Sophie Harris


14 Jan Sophie Harris

Job title: Maintenance Co-ordinator
Type of position: Placement
Company: General Motors Manufacturing Luton
Degree: Mechanical Engineering

Why I loved it:

“I had specific tasks to do on a daily, weekly and monthly basis. On a daily basis I was the throughput improvement process co-ordinator which means I was responsible for data capture, updating charts and boards and analysis of information.”On a weekly basis I did minor faults tracking which basically recorded anything that went wrong and how long it took to fix. This was done in order to identify specific problems and resolve them, meaning we could improve the system which was in use. I changed the way I approached minor faults tracking in order to make the most of the data & made it a lot simpler and effective.”

My best experience/greatest achievement:

“I was also heavily involved in predictive maintenance. This was the most ‘hands on’ part of my job. I looked at chain wear analysis, vibration analysis, thermo graphics, and oil analysis. Predictive maintenance is in place to try and predict what may become a problem in the future and to stop something going wrong before it happens. You have to work directly on the equipment, such as conveyors; this involves getting special work permits and training because it’s potentially dangerous. Everything you do is important to the plant.”

What I learned:

“Whilst on placement I received loads of training. At first you might not think it’s a great thing, however it is great to put on your CV when you are looking for a job in the future. For example, I had taken a two day training course to become a Red x apprentice which was all about different approaches to problem solving. It’s recognised worldwide and therefore looks great on a CV so it will help you after you’ve left the placement (not just while you’re on it). I got so much out of my placement. I have a much improved practical knowledge by having done things such as putting a regulator back together and working with parts from a conveyor; I even got to re-program a robot whilst working on the nightshift for a week.”

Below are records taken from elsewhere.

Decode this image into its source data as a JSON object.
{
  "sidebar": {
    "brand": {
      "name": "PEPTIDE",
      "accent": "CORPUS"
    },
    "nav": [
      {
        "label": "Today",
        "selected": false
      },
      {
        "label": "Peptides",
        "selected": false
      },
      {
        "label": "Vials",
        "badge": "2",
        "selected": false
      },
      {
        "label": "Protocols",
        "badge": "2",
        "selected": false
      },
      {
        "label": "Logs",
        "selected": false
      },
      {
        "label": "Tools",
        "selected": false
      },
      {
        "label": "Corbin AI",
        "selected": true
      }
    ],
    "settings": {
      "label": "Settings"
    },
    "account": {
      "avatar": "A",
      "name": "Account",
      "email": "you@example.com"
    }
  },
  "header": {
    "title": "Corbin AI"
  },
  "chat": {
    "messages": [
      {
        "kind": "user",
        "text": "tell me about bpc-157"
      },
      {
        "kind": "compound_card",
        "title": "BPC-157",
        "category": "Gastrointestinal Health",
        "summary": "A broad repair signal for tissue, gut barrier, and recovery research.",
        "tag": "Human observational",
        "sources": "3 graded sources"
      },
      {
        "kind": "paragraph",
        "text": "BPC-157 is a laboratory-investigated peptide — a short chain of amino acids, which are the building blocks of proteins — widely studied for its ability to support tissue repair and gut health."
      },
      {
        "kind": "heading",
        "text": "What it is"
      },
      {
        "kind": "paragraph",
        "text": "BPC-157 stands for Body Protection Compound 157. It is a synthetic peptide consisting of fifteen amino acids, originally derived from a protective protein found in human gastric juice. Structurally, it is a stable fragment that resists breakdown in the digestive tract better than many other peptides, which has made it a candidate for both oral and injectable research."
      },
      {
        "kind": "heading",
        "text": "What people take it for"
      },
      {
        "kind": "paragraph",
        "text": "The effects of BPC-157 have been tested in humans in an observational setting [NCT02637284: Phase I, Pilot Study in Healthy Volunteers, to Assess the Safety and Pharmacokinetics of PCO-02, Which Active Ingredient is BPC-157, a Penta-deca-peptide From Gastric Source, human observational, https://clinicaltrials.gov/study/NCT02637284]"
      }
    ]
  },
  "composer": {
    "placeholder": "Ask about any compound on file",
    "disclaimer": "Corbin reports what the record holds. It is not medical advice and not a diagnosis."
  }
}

About my experience/Tips for students:

“Being on placement allows you to get involved with whatever you are interested in. If there is a project you particularly want to be involved in you can. Also there wasn’t one person I knew at work who wouldn’t have the time to sit down and explain something to me if I asked them to. It gives you confidence by speaking to people you don’t know and small things such as using a radio. One of the most important things is that you are trusted by your manager to get on with your job and you don’t feel like you are being constantly checked up on. I would advise anyone to do a placement year – I almost didn’t do one and I’m so glad that I did! I know how hard the courses at university can be because I did one myself but not having to stay up all night working on assignments/do exams was really enjoyable. There were 86 students taking a placement with General Motors, 14 of them worked with me in the Luton plant and about 50 of them worked down the road in the head office, so you never felt like you were on your own.  You can choose to work overtime and weekends and get paid well for doing so, but if you don’t want to then you really don’t have to. There is nothing you can do on a placement that will make you a worse student or a worse applicant for a future job – it’s only ever going to make you better and more employable!”